Fatal Exposure. Gail Barrett
heavily, he pulled out his badge and held it up.
“Put your hands behind your back and face the fence,” he ordered, taking out his handcuffs.
“What?”
“You heard me.” He wasn’t taking the chance that she’d run again.
“You have no right—”
“You ran from the police. You assaulted an officer. I don’t need another reason than that. Now turn around—unless you’d rather I haul you in.”
Her gaze flicked to his shield again. Even in the dim light trickling from a nearby row house, he could see her jaw go tight. But she turned and held out her hands.
Wary of another trick, he slapped on the handcuffs, the delicate feel of her wrist bones causing a startling burst of heat in his blood. Forget that she’s a woman, he reminded himself as she whirled around. She was a possible suspect in his brother’s death, the last one to see him alive, not a potential date.
He picked up the backpack she’d dropped and searched it, unearthing the small, semiautomatic pistol she’d hidden inside. Still keeping one eye on her, he removed the magazine. “You have a permit for this?”
Her gaze skidded away.
“Right.” Stupid question. He stuffed the gun in his jacket pocket and shouldered the bag.
Her eyes returned to his. “So what do you want?”
“Information.”
“You always tackle people you want to question?”
“You always climb out the window when someone knocks on your door?”

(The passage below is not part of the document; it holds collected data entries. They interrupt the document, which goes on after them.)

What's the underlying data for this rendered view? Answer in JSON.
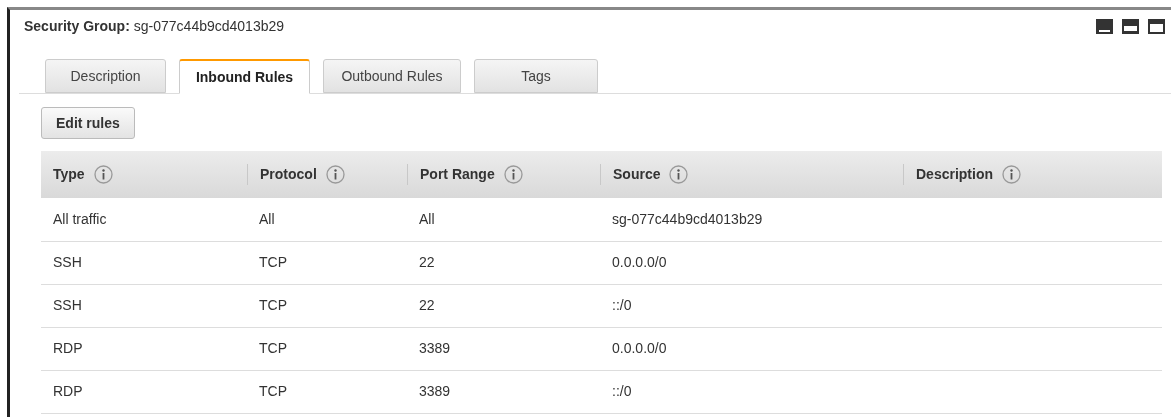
{
  "header": {
    "label": "Security Group:",
    "value": "sg-077c44b9cd4013b29"
  },
  "tabs": [
    {
      "label": "Description",
      "selected": false
    },
    {
      "label": "Inbound Rules",
      "selected": true
    },
    {
      "label": "Outbound Rules",
      "selected": false
    },
    {
      "label": "Tags",
      "selected": false
    }
  ],
  "edit_button": "Edit rules",
  "table": {
    "columns": [
      "Type",
      "Protocol",
      "Port Range",
      "Source",
      "Description"
    ],
    "rows": [
      [
        "All traffic",
        "All",
        "All",
        "sg-077c44b9cd4013b29"
      ],
      [
        "SSH",
        "TCP",
        "22",
        "0.0.0.0/0"
      ],
      [
        "SSH",
        "TCP",
        "22",
        "::/0"
      ],
      [
        "RDP",
        "TCP",
        "3389",
        "0.0.0.0/0"
      ],
      [
        "RDP",
        "TCP",
        "3389",
        "::/0"
      ]
    ]
  }
}
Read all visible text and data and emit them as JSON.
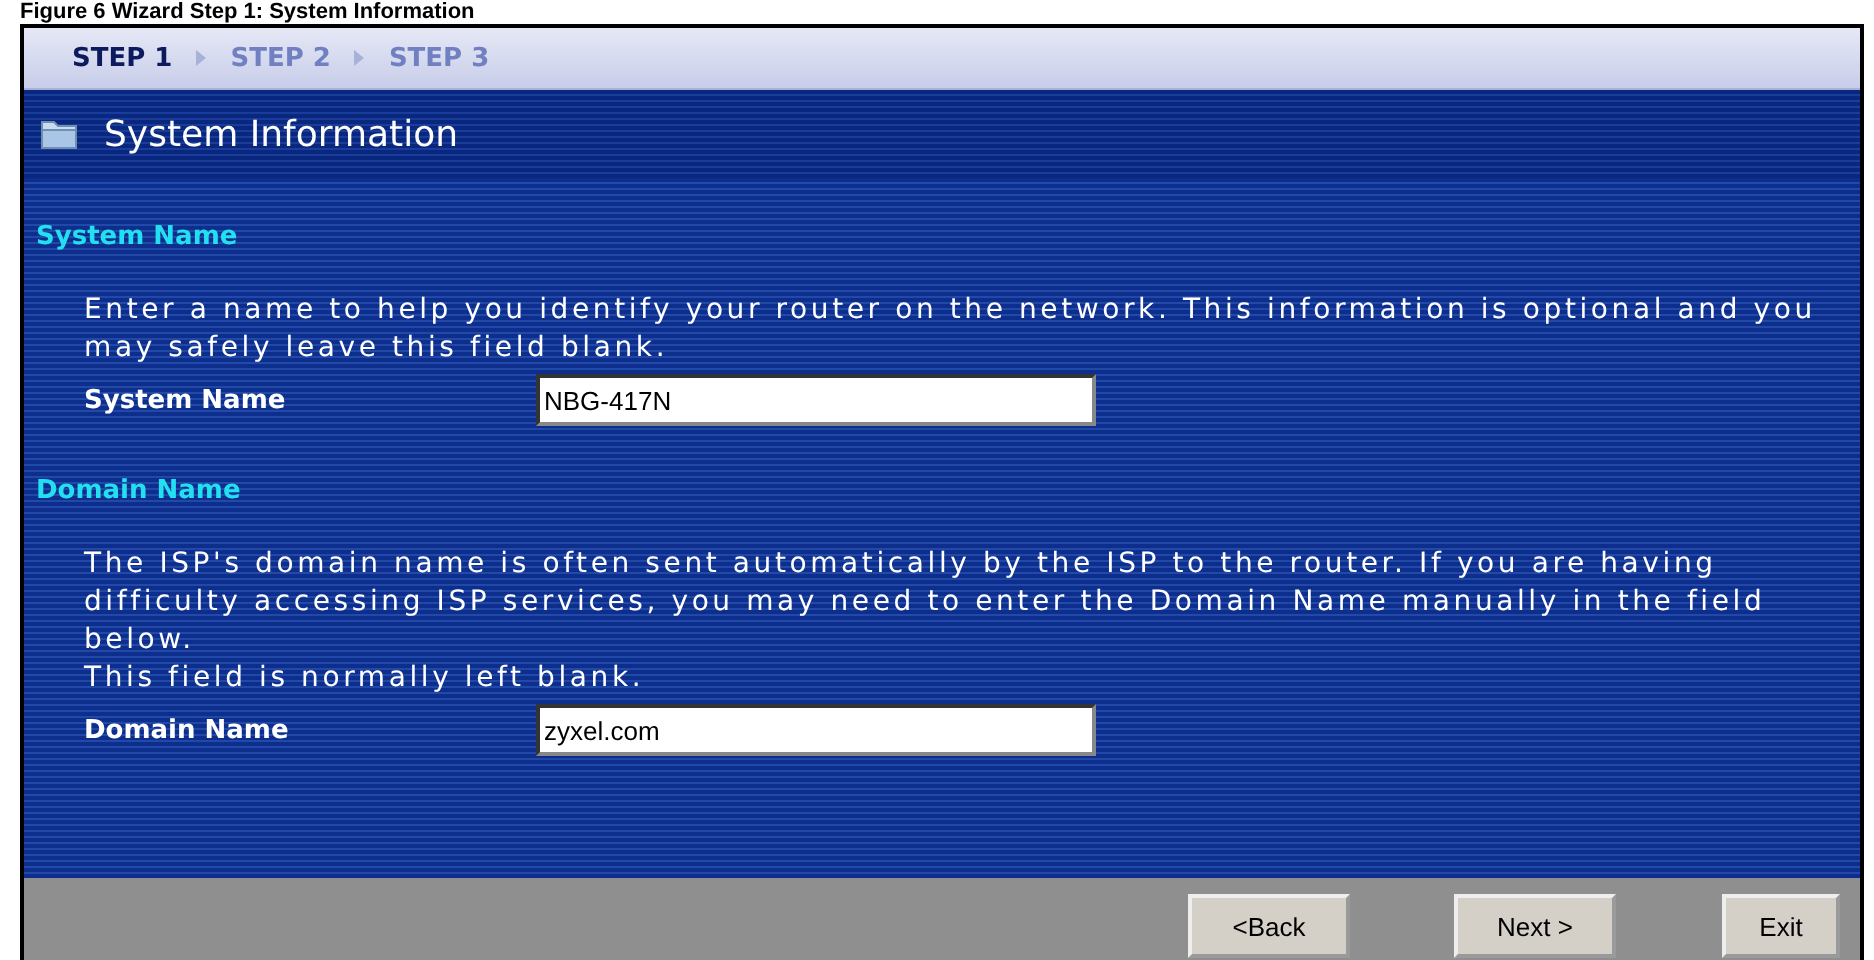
{
  "caption": "Figure 6   Wizard Step 1: System Information",
  "steps": [
    {
      "label": "STEP 1",
      "selected": true
    },
    {
      "label": "STEP 2",
      "selected": false
    },
    {
      "label": "STEP 3",
      "selected": false
    }
  ],
  "title": "System Information",
  "sections": [
    {
      "heading": "System Name",
      "paragraphs": [
        "Enter a name to help you identify your router on the network. This information is optional and you may safely leave this field blank."
      ],
      "field": {
        "label": "System Name",
        "value": "NBG-417N"
      }
    },
    {
      "heading": "Domain Name",
      "paragraphs": [
        "The ISP's domain name is often sent automatically by the ISP to the router. If you are having difficulty accessing ISP services, you may need to enter the Domain Name manually in the field below.",
        "This field is normally left blank."
      ],
      "field": {
        "label": "Domain Name",
        "value": "zyxel.com"
      }
    }
  ],
  "buttons": [
    "<Back",
    "Next >",
    "Exit"
  ]
}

Her mouth pressed into a line.
“I’m here about Tommy McCall,” he added.
“Never heard of him.”
He ignored that blatant lie. “I suggest you remember fast, or I’ll haul you in for questioning.”
“On what grounds?”
“On the grounds that you have information about his death.”
“I told you. I don’t—”
“Your choice.” He pulled out his cell phone and punched in a number, calling her bluff.

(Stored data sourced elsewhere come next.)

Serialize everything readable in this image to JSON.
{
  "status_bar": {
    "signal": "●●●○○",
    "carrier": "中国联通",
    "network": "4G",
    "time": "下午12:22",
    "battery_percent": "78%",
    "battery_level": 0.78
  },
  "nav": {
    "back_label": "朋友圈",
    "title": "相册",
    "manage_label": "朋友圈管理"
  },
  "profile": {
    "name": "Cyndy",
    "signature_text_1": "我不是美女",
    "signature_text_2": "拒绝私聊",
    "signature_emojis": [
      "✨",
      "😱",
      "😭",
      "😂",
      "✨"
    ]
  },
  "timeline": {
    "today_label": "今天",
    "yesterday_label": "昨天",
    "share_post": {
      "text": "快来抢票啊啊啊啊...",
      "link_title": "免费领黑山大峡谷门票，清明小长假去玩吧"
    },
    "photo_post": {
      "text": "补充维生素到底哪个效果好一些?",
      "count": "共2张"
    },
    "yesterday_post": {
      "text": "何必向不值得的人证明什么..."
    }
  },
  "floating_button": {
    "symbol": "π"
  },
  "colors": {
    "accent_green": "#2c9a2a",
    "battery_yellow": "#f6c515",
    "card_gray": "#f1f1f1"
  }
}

She held his gaze. Several tense seconds ticked past. “Fine,” she bit out at last. “You want to waste your time on useless questions, ask away.”
He pocketed the phone with a nod. “Let’s take this inside.”
Her jaw dropped. “You expect me to let you into my house?”
“You expect me to believe you won’t run if we stay out here?”
“How can I? You’ve got me in cuffs.”
“I’ll take them off inside.”
Her lips tightened again, distrust flickering in her shadowed eyes. Then she huffed out an angry breath. “All right, but I’m telling you, you’re wasting your time.”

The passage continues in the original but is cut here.